| |
| Home |
30. Dezember 2009
Landesbank-Debakel: Versager zur Rechenschaft ziehen
Bei den Verlusten, die BayernLB uns bayerischen Bürgerinnen und Bürger, aber auch unseren Sparkassen beschert, handelt es sich um unvorstellbare Summen. Es ist nicht leicht, den Überblick zu behalten. Das Debakel mit den sogenannten ABS-Papieren (und insbesondere den „Subprime-Krediten" für vor allem amerikanische Immobilien) hat uns bereits etliche Milliarden gekostet.
|
| Weil die Bank 10 Milliarden Eigenkapital-Zuführung brauchte, hat der Freistaat dafür Schulden aufnehmen müssen. Für weitere 4,8 Mrd. hat der Freistaat eine Bürgschaft für mögliche Ausfälle aus dem ABS-Portfolio der BayernLB übernommen. Jetzt kostet das Kärntner Abenteuer HGAA nochmals Milliarden. Bis zu 4 Mrd. hat die Landesbank bereits verloren, weitere Mrd. können folgen. Dazu kommen Hunderte von Millionen, die die Sparkassen abschreiben müssen. Viele Milliarden sind also weg oder gebunden: Kaum auszumalen, wie unser Land - z.B. seine Kindergärten, Schulen, Hochschulen oder bei Klimaschutz, Forschung und einer zukunftsfähigen Art zu Wirtschaften - heute dastünde, wenn nur ein Teil des Geldes vernünftig investiert worden wäre.
Wie konnte es so weit kommen? Der Landtag hat ja bereits 2008 einen Untersuchungsausschuss eingesetzt, um das ABS-Debakel aufzuarbeiten. Damals wurde deutlich: es war eine Mischung aus Größenwahn und Fahrlässigkeit, die das Desaster angerichtet haben. Unsere Warnung damals: Die Landesbank schlingert wie ein führungsloser Tanker durch internationale Gewässer. Das ist für Bayern höchst gefährlich. Denn die Bank hat eine Bilanz von 400 Mrd., sie ist also mehr als 10 mal so groß wie der Landeshaushalt. Der Landeshaushalt wirkt wie ein Anhängsel, d.h. wenn es schlecht kommt, wird Bayern zum Schwanz der Landesbank. Wenn die BayernLB wackelt, wird Landeshaushalt in seinen Grundfesten erschüttert. Das ist jetzt passiert. Master dieses Desasters war Stoiber. Er war es, der Bayern ökonomisch „weltweit an der Spitze" bzw. in der „Champions Legue" sehen wollte, aber die wirklichen Zukunftsaufgaben wie Bildung und Klimaschutz ignorierte. Diese kurzsichtige, aber scheinbar erfolgreiche Politik faszinierte eine Mehrheit der Bürgerinnen und Bürger in Bayern. Weil sie von dieser größenwahnsinnigen Politik profitierte, hat die CSU alles abgenickt. Kritik und Warnungen wurden ignoriert und weggewischt.

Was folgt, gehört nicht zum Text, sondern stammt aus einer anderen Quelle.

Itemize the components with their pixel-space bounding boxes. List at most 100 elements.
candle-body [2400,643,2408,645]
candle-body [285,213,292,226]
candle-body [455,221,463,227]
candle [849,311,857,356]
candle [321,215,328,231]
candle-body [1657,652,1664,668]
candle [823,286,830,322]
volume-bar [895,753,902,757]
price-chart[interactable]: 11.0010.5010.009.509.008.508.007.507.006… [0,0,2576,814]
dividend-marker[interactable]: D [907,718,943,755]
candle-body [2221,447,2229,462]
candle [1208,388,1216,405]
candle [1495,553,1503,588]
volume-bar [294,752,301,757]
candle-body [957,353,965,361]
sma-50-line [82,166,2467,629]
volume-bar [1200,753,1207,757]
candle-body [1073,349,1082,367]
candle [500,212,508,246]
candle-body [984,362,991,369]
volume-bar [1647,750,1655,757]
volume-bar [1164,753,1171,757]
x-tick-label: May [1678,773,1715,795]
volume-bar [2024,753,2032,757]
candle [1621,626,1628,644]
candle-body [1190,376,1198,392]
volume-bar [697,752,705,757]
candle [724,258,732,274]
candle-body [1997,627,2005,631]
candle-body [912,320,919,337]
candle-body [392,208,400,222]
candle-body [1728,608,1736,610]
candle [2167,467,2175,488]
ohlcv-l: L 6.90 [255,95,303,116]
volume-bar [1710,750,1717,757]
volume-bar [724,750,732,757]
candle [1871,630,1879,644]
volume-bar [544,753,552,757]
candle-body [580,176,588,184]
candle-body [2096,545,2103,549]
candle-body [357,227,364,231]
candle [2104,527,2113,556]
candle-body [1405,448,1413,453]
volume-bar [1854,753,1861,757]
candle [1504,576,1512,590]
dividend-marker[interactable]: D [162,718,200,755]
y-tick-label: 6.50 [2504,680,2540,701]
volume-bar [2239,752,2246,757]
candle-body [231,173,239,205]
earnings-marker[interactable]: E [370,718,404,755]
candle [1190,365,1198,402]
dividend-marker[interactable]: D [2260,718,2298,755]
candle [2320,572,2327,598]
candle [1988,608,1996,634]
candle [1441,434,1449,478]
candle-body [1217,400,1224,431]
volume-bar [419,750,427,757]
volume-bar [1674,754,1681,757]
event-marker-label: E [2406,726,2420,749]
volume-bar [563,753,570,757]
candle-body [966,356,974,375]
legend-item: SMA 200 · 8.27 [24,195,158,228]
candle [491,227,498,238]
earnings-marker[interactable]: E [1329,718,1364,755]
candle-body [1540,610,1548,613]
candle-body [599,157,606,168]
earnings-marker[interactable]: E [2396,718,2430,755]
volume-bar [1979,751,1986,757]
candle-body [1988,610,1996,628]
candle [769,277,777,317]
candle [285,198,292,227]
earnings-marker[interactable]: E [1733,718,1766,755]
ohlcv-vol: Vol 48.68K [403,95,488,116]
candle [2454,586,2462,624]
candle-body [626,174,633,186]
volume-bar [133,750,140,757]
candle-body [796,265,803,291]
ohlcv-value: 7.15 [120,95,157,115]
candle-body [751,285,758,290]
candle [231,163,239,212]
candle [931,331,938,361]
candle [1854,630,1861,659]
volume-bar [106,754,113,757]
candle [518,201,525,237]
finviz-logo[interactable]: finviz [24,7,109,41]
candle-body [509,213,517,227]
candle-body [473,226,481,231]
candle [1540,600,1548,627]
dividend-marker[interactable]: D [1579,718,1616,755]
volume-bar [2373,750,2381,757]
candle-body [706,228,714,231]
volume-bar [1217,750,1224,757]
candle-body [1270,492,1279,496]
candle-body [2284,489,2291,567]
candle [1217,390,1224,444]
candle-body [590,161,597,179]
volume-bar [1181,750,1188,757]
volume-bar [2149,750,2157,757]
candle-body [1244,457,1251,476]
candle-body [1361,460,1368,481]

Wer ist verantwortlich für das milliardenschwere Landesbank-Debakel in Kärnten? Die politische Verantwortung von Stoiber, Faltlhauser, Beckstein, Huber und Konsorten ist heute offensichtlich. Die Staatsanwaltschaft prüft gegenwärtig, ob der ehemalige Vorstandsvorsitzende oder andere kriminell gehandelt haben. Der HGAA- Untersuchungsausschuss wird auch prüfen müssen, ob den einzelnen Vertretern der Staatsregierung der Vorwurf grober Fahrlässigkeit gemacht werden muss, also auch ob sie schadensersatzpflichtig sind. Hinweise darauf gibt es bereits.